Apgar is a scoring system,
…a simple and repeatable method to quickly and summarily assess the health of newborn children immediately after childbirth. (…) The Apgar score is determined by evaluating the newborn baby on five simple criteria on a scale from zero to two and summing up the five values thus obtained. The resulting Apgar score ranges from zero to 10.
One of the criteria is the skin color, which can be blue all over, blue at extremities and normal. This is an ordinal variable, which means that the variable does not have number values, but named and ordered levels. Blue at extremities is worse than normal, blue all over is worse than blue at extremities. By transition, blue all over is worse than normal.
Apgar score is meant to provide a single number as an outcome. To achieve that, five ordinal criteria need to be aggregated. Unfortunately, there is no way to directly aggregate skin color with pulse, for example. However, numbers are easy to aggregate, by means of addition. Hence the idea of transforming levels to numbers and aggregating them.
This is somewhat dangerous approach. The main purpose of Apgar is:
…to determine quickly whether a newborn needs immediate medical care.
However, having the Apgar outcome in form of numbers, people might be quick to calculate mean value and standard deviation. Looking for “mean apgar” in scholar.google.com reveals some 400 documents. It’s not a majority, because ther are 71 thousands documents with word “apgar”, so those 400 are only 0.5%.
Calculating mean and standard deviance of Apgar values wasn’t something that Apgar creator had in mind. Its purpose was to quickly assess if a newborn needs medical care.
Apgar score values are not numbers. They are summed identifiers of five ordinal variables. In order to calculate statistics, the original data (criteria values) should be used, as there are dedicated statistical methods to analyze ordinal variables. These methods, as the reader may already have guessed, are not transforming ordinal variable values into numbers in order to perform calculations on them.

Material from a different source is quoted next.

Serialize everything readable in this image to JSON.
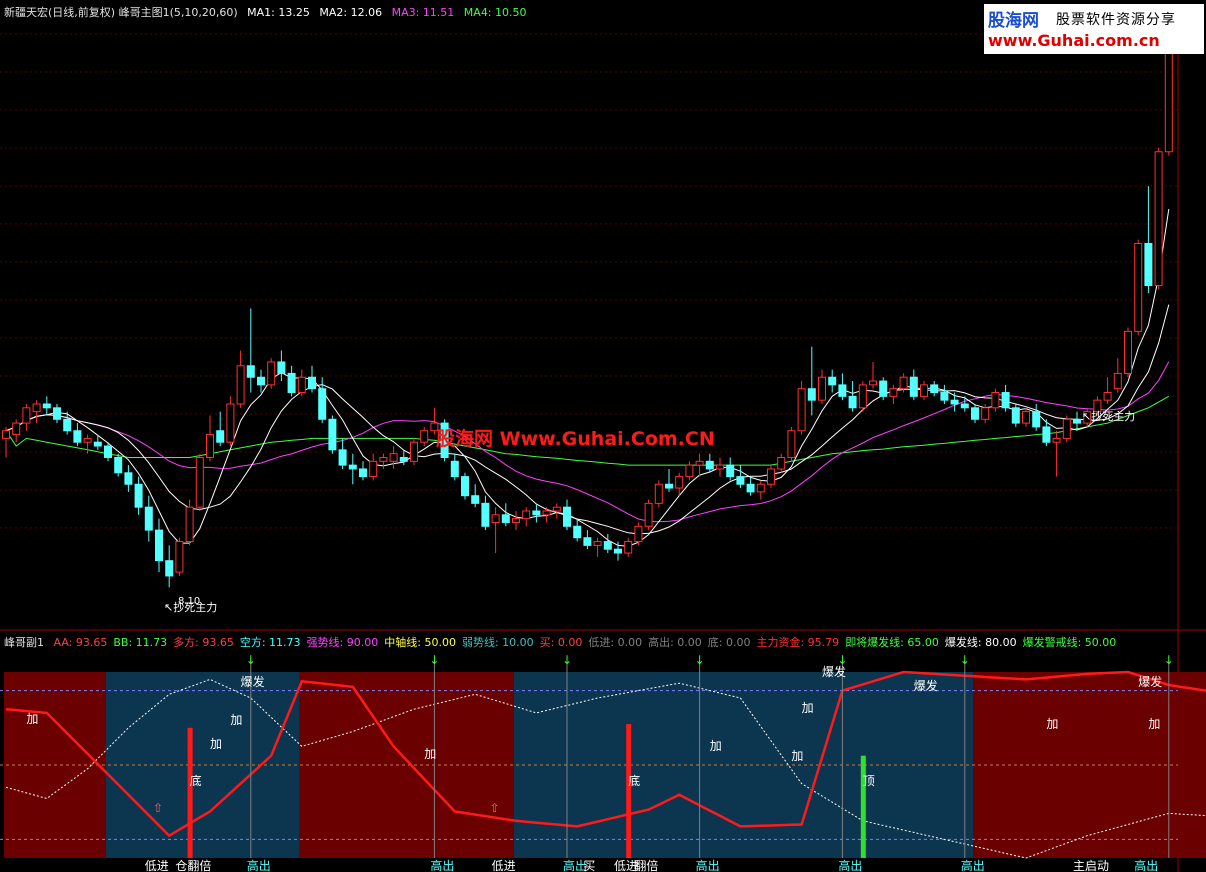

When designing a survey for statistical analysis, Apgar score must not be used. The five original criteria must be included in the survey instead.
All the things that apply to Apgar, apply also to the Aristotle Score, which I have already criticized. Height and weight are numbers. Generally, things that are measured, are numbers. Things that are assessed subjectively, like newborn skin color, are ordinal and do not have values. Aristotle Score values are seemingly numbers. However, it’s important to bear in mind that they are not! Therefore, one must not calculate mean or standard deviation of Aristotle Score.
Current Basic Score reports are based on mean Basic Score values, which is an abuse of a scoring system. I suggest finding another method of quality of care evaluation.